Il direttore artistico di Li. Ber: “Sarebbe dovuto ritornare a Molte Fedi dove aveva già partecipato alla prima edizione”

Sono trascorsi dodici anni dalla notte tra il 28 e il 29 luglio 2013, in cui si sono perse le tracce di Padre Paolo Dall’Oglio, gesuita romano rientrato in Siria sfidando il regime di Assad da cui era stato espulso nel giugno 2012.

La sua ultima immagine risale a una manifestazione, tra i giovani inneggianti fra le bandiere della nuova Siria nella città di Raqqa, poi il silenzio, rotto solo da voci incontrollate del ritrovamento del cadavere in qualche fossa comune, ma senza mai prove o testimonianze oggettive.

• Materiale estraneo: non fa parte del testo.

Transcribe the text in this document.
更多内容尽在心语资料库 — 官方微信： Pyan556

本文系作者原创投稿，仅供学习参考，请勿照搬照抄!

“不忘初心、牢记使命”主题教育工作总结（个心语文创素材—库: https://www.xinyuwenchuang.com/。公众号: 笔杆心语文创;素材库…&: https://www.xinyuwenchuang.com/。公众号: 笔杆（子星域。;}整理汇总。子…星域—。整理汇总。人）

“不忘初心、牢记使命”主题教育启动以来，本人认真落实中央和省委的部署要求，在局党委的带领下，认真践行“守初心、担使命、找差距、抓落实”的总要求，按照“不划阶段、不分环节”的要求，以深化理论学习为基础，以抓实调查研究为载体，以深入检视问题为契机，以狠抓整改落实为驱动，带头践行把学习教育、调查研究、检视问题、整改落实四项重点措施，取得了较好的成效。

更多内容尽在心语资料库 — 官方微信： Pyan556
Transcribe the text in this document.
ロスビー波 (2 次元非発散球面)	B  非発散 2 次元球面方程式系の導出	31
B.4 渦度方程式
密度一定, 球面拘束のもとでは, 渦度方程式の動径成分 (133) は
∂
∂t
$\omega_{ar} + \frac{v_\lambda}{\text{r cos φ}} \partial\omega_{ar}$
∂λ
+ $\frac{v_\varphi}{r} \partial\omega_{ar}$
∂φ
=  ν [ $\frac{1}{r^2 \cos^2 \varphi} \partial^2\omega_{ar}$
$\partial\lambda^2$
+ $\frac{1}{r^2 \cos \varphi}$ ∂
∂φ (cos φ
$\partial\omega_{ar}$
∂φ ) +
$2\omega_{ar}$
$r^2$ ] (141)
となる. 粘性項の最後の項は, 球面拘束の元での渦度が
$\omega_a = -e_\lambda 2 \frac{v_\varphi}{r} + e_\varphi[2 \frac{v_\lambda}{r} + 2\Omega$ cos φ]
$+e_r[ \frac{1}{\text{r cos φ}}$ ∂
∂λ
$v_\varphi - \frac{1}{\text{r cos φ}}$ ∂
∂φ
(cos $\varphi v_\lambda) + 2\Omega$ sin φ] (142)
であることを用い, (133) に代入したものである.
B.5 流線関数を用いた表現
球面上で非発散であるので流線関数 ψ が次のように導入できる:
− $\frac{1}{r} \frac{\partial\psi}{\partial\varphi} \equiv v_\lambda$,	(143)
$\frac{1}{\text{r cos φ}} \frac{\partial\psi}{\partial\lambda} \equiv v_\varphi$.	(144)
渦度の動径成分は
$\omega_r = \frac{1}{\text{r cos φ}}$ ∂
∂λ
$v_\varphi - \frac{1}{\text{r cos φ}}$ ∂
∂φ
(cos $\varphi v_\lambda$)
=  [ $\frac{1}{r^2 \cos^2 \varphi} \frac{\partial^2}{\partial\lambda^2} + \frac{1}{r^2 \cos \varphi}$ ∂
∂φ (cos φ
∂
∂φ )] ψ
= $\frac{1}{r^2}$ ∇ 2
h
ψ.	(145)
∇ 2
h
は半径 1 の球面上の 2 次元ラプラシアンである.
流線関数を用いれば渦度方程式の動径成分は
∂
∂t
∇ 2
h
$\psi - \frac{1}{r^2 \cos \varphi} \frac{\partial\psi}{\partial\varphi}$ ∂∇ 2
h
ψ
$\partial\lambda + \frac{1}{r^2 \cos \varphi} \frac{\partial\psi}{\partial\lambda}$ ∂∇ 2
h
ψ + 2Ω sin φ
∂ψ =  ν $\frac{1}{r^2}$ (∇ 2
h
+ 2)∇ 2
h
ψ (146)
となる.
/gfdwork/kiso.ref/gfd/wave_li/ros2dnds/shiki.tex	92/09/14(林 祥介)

In occasione dell’anniversario della scomparsa, Daniele Rocchetti, ex presidente delle Acli provinciali di Bergamo e ideatore della rassegna culturale Molte Fedi sotto lo stesso cielo, oggi direttore artistico di Li. Ber (associazione dei Librai Bergamaschi), lo ricorda con un accorato messaggio sui social. In un post su Facebook scrive: “Me lo ricordo bene quel giorno. Con il gruppo che guidavo, ero a Betlemme e mi raggiunse la voce della tua scomparsa. C’eravamo sentiti una decina di giorni prima perchè saresti dovuto ritornare a Molte Fedi dove avevi già partecipato alla prima edizione. Nel frattempo, ero salito a trovarti un paio di volte a Mar Musa, nello splendido monastero appollaiato nel deserto del Nebek, in Siria. ‘Ci rivediamo tra non molto’, mi dicesti al telefono. Paolo carissimo, non so dove tu sia. So che le tue parole di giustizia, riconciliazione delle differenze e di pace resistono nel tempo. E sono attuali sempre di più”.